Si riapre lo scontro in consiglio sul bilancio
Centrosinistra e centrodestra ai ferri corti dopo lo scambio di accuse per i 5 milioni di euro perduti
PESCARA. Centrosinistra e centrodestra, dopo essersi scambiati accuse reciproche per la mancata approvazione del bilancio entro il 31 gennaio, con la conseguente perdita della possibilità per il Comune di spendere 5 milioni in più per la città, oggi tornano in consiglio comunale per riprendere l’esame del documento contabile. Il clima è incandescente. L’opposizione è intenzionata riprendere la discussione dei suoi emendamenti, con il probabile obiettivo di rallentare i lavori dell’aula.
Intanto, la maggioranza starebbe preparando un maxi emendamento, che consentirebbe di recepire alcune indicazioni tecniche avanzate dai revisori dei conti e, nello stesso tempo, le richieste della Lista Teodoro, oggetto di un accordo sottoscritto martedì sera dall’assessore al bilancio Giuliano Diodati. Esclusa l’ipotesi, circolata nella giornata di ieri, di utilizzare alcune proposte di modifica come una sorta di ghigliottina per far decadere buona parte degli emendamenti del centrodestra. Un’operazione del genere era stata già adottata in passato con la tassa di soggiorno. Ma fonti bene informate della maggioranza, ieri, hanno escluso questa soluzione drastica che avrebbe, quasi certamente, come conseguenza di inasprire ulteriormente i rapporti già molto tesi tra le due coalizioni.

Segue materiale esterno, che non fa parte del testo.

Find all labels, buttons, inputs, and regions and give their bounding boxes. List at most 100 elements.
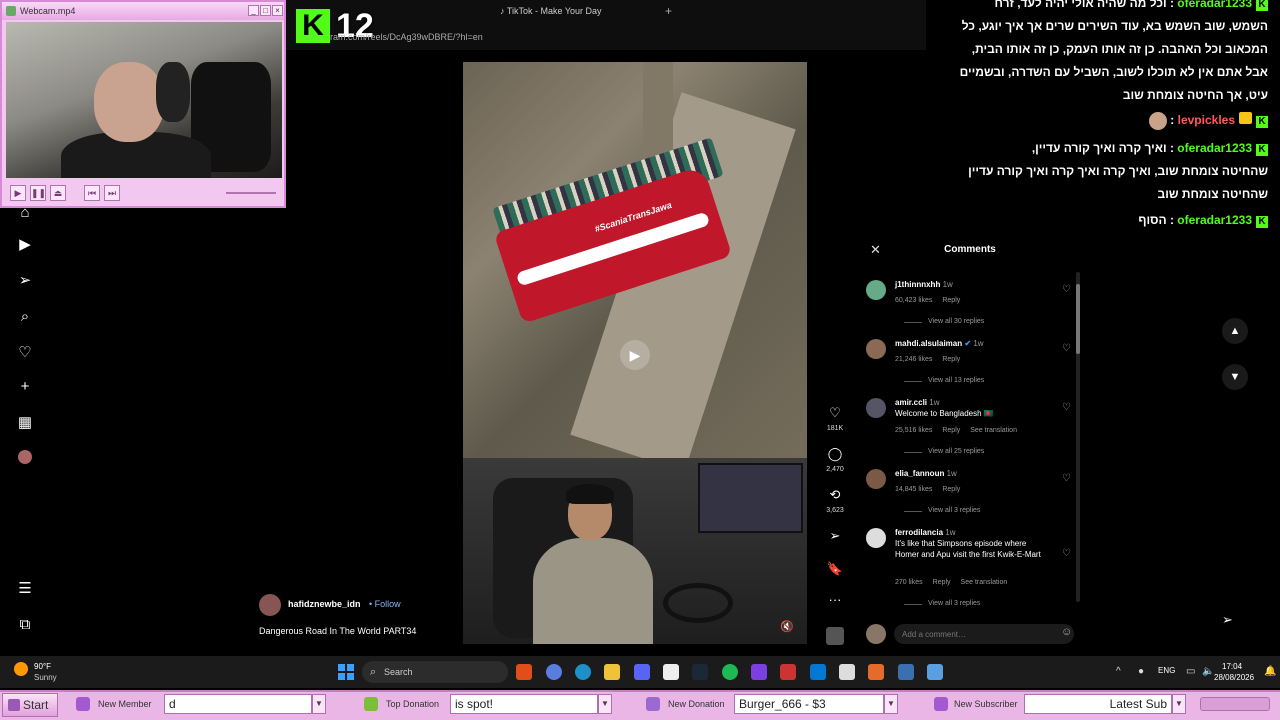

Rapporti notevolmente deteriorati mercoledì scorso, quando il sindaco Marco Alessandrini, i suoi assessori e alcuni consiglieri di maggioranza hanno convocato una conferenza stampa, all’indomani della mancata approvazione del bilancio, per accusare il centrodestra di aver fatto perdere alla città 5 milioni di euro con l’ostruzionismo in aula. Pronta la replica del centrodestra: «Se l’amministrazione avesse voluto approvare veramente il bilancio entro il 31, non avrebbe dovuto ridursi a portare il documento contabile due giorni prima». (a.ben.)